Harvard psychologist Richard McNally suggests
that the malleability of memories is a product of the most prized aspects
of human intelligence: inference, imagination and prediction. MPD-DID
patients exhibit impressive abilities to weave the fragments of fiction
and reality revealed in their therapists’ offices into the neurobiological
fabric of their minds. The development of MPD-DID symptoms appears to be
the result of a highly functioning but misdirected mind.

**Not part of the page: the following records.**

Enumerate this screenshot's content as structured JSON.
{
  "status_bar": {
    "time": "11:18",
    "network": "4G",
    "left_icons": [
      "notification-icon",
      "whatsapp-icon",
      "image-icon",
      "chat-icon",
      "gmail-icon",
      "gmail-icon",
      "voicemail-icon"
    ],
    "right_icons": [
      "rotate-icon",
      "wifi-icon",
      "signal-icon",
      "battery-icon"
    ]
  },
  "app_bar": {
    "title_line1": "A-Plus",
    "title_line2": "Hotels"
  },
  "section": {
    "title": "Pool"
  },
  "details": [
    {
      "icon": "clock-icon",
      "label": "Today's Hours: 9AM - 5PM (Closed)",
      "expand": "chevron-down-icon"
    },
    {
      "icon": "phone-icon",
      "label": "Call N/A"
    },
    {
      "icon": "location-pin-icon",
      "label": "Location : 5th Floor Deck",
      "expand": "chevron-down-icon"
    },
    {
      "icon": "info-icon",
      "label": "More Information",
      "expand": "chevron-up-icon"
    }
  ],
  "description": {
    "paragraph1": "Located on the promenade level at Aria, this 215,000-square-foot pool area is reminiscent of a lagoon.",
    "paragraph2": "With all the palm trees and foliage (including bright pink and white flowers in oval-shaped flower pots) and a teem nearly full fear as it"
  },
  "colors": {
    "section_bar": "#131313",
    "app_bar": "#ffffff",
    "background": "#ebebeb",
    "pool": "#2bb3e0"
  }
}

Understanding the science of memory formation
and the impacts that emotional experiences have on the brain is critical
for refining mental-health therapies. Some long-standing therapeutic
practices may need to be reconsidered. For example, research reviewed
comprehensively in 2003 by psychologists McNally, Richard Bryant of the
University of New South Wales in Australia and Anke Ehlers of King’s
College London has shown that reliving traumatic memories shortly after a
terrifying event—performed in a popular therapeutic technique called
crisis debriefing—may cause unnecessary stress and impede
recovery.
Columbia University psychologist George Bonanno
suggests that it is time to take a fresh look at the different ways individuals
adapt to and flourish in the midst of traumatic events. After focusing
throughout most of the history of psychology and psychiatry on individuals who
do not exhibit natural resilience, it is time to learn more about effective
coping strategies. Such endeavors will determine when it is beneficial and when
it is harmful for individuals to engage in therapies that provide a constant
reminder of traumatic events.
In the case of Storm and patients like her,
“forgetting” traumatic events—whether they happened or not—may offer
the best chance for regaining mental health. But forgetting may be especially
difficult when a legal case remains unresolved. Storm filed a malpractice suit
in September 1997. A decade later her case has not gone to trial.